Lockheed Martin Demonstrates Full Spectrum of Unmanned Systems Technology

Indago platform operating with electro-optic/infrared payload, mobile ground control station, and 3D mapping tools debuts in Dubai
 

A successful unmanned mission requires seamless integration of the platform, payload, ground control system and software.

During the RTex conference in Dubai, Lockheed Martin successfully demonstrated how its Indago quadrotor unmanned aerial system (UAS) paired with an electro-optic/infrared payload can improve situational awareness for operators by creating 3D models of the areas covered by the UAS.

Behind every unmanned platform is a command and control suite that enables operators to monitor and execute missions. The demonstration showcase the mobile ground control station (mGCS), a portable, handheld controller that simplifies the user experience and allows the operator to focus on high level mission execution rather than flight details.

Throughout the flight, the Indago broadcasted its video and data feed to Lockheed Martin CDL Systems-developed 3D mapping tools. The video feed is recreated onto a 3D earth model, which produces a growing orthomosaic map of the areas covered by the Indago. Orthomosaic maps provide accurate, scaled maps of elevation, slope and other terrain data. The 3D mapping technology allows operators to take a live video from any aircraft and place it into 3D to recreate buildings, trees and hills in real time.

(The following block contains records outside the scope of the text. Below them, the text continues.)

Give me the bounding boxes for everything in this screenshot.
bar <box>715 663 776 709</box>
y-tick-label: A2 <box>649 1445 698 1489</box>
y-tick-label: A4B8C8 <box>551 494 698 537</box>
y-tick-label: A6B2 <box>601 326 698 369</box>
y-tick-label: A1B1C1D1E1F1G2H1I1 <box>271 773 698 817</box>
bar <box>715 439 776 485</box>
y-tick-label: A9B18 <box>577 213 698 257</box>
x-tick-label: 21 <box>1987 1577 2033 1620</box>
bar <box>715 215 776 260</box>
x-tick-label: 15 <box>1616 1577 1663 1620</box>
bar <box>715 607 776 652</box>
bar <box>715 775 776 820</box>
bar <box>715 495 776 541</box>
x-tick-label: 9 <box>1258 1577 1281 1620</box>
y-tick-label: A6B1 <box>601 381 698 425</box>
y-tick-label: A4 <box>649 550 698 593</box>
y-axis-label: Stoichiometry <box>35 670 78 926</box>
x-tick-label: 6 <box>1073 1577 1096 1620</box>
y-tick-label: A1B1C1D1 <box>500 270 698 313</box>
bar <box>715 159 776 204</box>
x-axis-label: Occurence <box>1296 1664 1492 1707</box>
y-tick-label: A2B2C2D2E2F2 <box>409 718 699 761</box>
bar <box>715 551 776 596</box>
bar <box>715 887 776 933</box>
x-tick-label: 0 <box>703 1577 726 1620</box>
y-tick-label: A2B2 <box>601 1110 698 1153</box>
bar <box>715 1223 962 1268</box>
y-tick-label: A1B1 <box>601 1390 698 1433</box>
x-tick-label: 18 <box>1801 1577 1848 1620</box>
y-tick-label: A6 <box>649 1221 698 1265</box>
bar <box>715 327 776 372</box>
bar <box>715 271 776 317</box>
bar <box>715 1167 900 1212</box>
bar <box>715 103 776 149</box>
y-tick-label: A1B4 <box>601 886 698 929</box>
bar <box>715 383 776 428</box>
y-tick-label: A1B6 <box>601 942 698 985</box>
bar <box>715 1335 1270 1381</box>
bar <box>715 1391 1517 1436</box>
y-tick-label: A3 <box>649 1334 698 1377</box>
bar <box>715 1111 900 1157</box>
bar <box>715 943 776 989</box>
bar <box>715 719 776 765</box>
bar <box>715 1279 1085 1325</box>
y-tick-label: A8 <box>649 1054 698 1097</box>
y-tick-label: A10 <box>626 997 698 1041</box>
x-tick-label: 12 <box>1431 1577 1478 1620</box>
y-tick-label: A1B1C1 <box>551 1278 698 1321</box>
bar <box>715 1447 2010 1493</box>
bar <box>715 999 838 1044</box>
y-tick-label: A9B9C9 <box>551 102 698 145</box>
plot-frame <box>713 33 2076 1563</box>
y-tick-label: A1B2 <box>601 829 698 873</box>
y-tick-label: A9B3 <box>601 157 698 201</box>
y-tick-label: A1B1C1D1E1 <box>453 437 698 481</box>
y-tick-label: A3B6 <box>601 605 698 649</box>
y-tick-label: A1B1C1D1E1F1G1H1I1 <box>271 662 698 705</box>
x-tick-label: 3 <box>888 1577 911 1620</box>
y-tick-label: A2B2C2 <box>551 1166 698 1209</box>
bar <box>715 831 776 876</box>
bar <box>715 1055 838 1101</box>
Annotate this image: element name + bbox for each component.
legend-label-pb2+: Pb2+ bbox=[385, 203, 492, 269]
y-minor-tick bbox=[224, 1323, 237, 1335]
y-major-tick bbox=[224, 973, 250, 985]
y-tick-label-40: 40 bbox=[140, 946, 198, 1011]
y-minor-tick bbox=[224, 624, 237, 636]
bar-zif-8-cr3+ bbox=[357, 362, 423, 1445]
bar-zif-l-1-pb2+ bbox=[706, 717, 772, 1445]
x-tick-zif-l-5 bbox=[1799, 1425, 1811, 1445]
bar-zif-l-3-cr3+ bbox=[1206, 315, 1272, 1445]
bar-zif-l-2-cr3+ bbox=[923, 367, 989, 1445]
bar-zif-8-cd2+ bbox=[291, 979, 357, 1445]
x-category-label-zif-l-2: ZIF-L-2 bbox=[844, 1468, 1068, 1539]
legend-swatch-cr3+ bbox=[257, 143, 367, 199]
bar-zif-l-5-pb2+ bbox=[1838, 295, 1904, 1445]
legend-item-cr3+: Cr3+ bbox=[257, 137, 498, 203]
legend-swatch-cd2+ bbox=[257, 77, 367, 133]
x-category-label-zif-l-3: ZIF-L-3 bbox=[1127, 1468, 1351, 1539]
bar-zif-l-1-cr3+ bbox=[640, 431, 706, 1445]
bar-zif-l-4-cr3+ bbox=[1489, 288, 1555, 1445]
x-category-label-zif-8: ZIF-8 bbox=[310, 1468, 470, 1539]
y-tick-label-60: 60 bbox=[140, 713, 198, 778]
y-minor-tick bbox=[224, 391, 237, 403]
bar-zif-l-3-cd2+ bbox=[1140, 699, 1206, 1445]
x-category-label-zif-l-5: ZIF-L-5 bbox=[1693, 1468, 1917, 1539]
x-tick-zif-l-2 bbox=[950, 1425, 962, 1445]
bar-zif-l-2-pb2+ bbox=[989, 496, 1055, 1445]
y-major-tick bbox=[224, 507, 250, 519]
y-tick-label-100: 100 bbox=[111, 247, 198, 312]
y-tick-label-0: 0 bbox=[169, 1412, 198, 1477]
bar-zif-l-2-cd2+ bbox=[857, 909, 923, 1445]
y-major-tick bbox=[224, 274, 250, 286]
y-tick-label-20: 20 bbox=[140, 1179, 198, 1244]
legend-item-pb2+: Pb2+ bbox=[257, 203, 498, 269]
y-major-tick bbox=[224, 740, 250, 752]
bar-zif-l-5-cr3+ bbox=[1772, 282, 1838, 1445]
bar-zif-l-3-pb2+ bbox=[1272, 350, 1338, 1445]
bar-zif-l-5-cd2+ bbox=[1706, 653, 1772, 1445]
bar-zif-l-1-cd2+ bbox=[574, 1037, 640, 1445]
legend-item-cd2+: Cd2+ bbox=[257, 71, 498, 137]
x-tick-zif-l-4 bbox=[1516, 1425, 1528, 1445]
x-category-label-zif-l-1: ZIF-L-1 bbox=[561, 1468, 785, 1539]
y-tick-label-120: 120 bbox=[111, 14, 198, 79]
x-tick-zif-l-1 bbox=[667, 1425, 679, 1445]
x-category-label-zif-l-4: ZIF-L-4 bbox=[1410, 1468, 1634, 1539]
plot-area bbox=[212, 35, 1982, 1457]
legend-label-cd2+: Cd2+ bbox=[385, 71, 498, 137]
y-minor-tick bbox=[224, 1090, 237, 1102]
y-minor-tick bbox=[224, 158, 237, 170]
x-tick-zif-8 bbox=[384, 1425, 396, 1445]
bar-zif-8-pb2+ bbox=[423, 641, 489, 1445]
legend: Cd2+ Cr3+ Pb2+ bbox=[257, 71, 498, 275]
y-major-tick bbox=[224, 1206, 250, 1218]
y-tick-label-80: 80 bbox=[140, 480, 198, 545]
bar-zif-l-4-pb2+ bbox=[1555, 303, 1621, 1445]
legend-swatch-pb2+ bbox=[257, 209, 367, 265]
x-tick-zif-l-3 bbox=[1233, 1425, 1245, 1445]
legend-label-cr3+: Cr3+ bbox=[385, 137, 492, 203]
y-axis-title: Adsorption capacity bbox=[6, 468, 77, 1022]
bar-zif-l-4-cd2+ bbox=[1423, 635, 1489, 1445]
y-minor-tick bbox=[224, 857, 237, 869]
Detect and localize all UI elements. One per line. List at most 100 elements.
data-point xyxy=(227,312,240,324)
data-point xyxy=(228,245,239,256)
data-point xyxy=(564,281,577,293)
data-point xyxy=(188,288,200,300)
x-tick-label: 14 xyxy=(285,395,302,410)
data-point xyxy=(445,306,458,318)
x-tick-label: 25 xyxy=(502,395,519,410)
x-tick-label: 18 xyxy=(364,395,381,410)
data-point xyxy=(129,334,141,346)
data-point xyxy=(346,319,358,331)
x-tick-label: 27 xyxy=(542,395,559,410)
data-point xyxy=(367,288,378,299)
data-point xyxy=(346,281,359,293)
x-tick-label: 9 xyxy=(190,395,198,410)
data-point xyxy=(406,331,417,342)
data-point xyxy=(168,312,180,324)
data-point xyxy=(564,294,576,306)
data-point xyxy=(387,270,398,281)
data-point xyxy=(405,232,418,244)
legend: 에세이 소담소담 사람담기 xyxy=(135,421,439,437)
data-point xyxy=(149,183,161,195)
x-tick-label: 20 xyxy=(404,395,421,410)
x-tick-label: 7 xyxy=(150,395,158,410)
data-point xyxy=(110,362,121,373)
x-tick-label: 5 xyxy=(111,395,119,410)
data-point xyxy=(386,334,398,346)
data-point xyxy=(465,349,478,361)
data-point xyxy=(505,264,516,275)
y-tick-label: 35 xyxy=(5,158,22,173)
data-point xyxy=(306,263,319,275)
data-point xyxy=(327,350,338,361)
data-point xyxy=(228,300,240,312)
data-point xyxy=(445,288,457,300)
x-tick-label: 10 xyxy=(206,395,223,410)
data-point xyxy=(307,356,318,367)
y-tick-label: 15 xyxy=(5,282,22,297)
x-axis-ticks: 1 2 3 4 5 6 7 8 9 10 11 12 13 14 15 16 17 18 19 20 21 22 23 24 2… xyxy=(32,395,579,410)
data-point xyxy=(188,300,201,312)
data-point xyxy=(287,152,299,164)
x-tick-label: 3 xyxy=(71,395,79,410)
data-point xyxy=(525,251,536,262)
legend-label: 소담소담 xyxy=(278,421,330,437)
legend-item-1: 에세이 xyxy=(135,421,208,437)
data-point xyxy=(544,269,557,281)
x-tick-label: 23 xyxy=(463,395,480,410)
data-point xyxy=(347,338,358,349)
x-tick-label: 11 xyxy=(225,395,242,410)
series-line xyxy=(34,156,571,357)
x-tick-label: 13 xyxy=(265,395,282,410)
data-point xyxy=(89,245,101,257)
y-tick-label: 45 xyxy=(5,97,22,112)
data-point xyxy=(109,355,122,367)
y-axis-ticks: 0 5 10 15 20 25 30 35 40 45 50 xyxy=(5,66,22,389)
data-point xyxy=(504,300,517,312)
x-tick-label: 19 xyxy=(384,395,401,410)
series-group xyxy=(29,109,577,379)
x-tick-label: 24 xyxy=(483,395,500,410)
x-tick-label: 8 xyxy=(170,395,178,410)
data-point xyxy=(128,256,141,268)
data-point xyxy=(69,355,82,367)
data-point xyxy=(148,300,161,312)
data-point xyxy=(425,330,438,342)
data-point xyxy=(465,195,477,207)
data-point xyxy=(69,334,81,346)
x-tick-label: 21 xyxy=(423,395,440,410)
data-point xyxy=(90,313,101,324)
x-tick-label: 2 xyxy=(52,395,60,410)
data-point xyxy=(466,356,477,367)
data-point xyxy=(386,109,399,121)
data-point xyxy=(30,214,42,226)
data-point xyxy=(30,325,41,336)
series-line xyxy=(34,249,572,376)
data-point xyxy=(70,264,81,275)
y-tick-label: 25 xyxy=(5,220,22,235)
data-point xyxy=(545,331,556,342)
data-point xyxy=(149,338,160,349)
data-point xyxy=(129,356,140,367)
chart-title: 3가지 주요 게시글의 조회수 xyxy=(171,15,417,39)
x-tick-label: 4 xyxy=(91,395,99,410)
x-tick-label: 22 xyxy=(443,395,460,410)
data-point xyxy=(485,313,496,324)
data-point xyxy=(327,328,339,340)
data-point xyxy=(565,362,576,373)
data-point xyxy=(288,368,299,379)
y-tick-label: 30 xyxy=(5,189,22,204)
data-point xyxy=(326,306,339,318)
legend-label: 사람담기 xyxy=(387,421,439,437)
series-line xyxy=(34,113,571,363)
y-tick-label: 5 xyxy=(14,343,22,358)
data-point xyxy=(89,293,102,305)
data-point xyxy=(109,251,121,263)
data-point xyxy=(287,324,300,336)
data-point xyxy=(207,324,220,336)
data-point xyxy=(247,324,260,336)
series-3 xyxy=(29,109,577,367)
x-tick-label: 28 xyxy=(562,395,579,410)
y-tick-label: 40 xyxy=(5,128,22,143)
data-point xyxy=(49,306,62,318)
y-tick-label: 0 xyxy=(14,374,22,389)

The 3D mapping technology is currently being used in the UAE to monitor daily construction progress of high-rise building projects. Because the digital architectural drawings are loaded directly through the mapping tool, daily progress models can be precisely compared to the drawings to determine any problems very early in the construction process.

The Indago and its software will also be used once construction is complete to carry out unmanned high altitude building inspections in a safe and timely manner.